Boris Johnson's speech at the Conservative Party conference offered a fascinating insight into the future of the Conservative party. Johnson's homily covered capitalism, social justice and Labour Leader Jeremy Corbyn in what is widely regarded as the launch of his campaign to be the next British Prime Minister.
Of particular interest to Christians was the Mayor of London's tribute to the merits of capitalism. Using the analogy of a rugby scrum, Johnson spoke of how, if everyone binds tightly together, the strong can carry the weak.
But Johnson has missed something.
Jean Vanier, founder of L'Arche communities for people with learning difficulties, has spoken extensively on why actually the strong need the weak. In doing so he picks on a key piece of Christian theology which is uncomfortable for many 21st Century Christians and something you would not expect to hear at the Conservative Party conference.
At the heart of what it means to be human is weakness. We are more fully human, Vanier argues, when we allow all our competence to drop. In other words, in our drive for efficiency, strength and success we miss what it is to be a human. The core of humanity, the Bible teaches, is vulnerability.

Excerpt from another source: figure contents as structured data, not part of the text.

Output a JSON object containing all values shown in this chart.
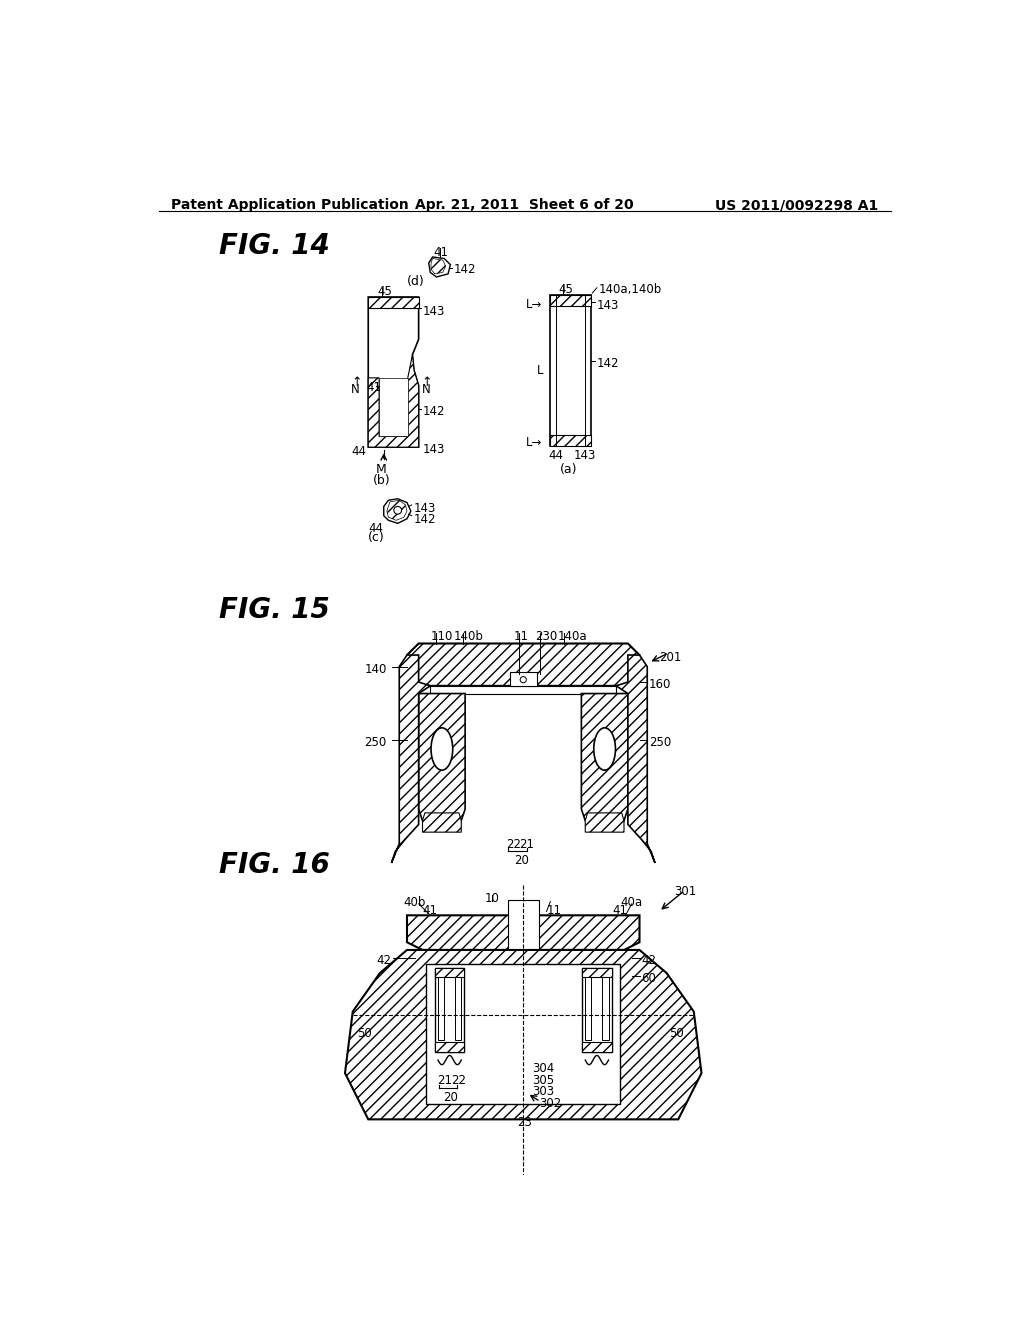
{
  "page_title_left": "Patent Application Publication",
  "page_title_center": "Apr. 21, 2011  Sheet 6 of 20",
  "page_title_right": "US 2011/0092298 A1",
  "fig14_label": "FIG. 14",
  "fig15_label": "FIG. 15",
  "fig16_label": "FIG. 16",
  "bg_color": "#ffffff"
}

The Christian doctrine of creation is that we are created out of nothing so we are entirely vulnerable and dependent upon God for our very existence let alone any gifts that we have or anything we may achieve in our life. God could have created us to be strong and powerful like angels. But he didn't. He created us out of dust to be weak and to be entirely dependent on him.
Ultimately this is seen in the life of Christ. God, the supreme creator and ruler chose the fullest revelation of himself to humanity to be weak - a baby born to a teenager in an obscure corner of the Roman Empire. God became a foetus and then an infant who could do nothing for himself but had to depend entirely on others for milk and clothing. Bearing in mind God could have chosen to reveal himself through an awesome display of his power, I cannot think of anything more vulnerable. So weakness, far from being some sub-human condition, is something we should all acknowledge in ourselves.
Understandably this makes uncomfortable reading for us today in a society where choice, autonomy and strength are so valued. We update our LinkedIn profile and upload pictures to Facebook to show how much we have achieved and how successful we are.
The danger in all of this is we forget how frail and weak we really are. This is why those who cannot hide their vulnerability behind an impressive CV or a suave suit have a lot to teach those of us who can. They, according to Vanier, are our example of what it is to be human.
We have been so conditioned to fight for our own corner, to stand up for ourselves and to prioritise our own autonomy that it is uncomfortable to be reminded of our utter weakness. But that is the Christian doctrine of creation – it is uncomfortable stuff.
Ironically Christians are actually some of the worst people at being weak. We love to look after others, to care for the sick and often we are very good at it. We are quite content with helping charities and setting up initiatives to help the poor. But frequently we are uncomfortable when it is our turn to be looked after. But weakness was how God made us to be. We are designed for vulnerability. We are designed to be dependent.
So I am all in favour of the strong helping and carrying the weak. That is excellent and I applaud Boris for encouraging it. But let's not think of this as an act of charity or an imposition on your busy schedules. Let's not think the strong are doing the weak a favour. Actually the strong have an awful lot to learn from the weak. They are the most human.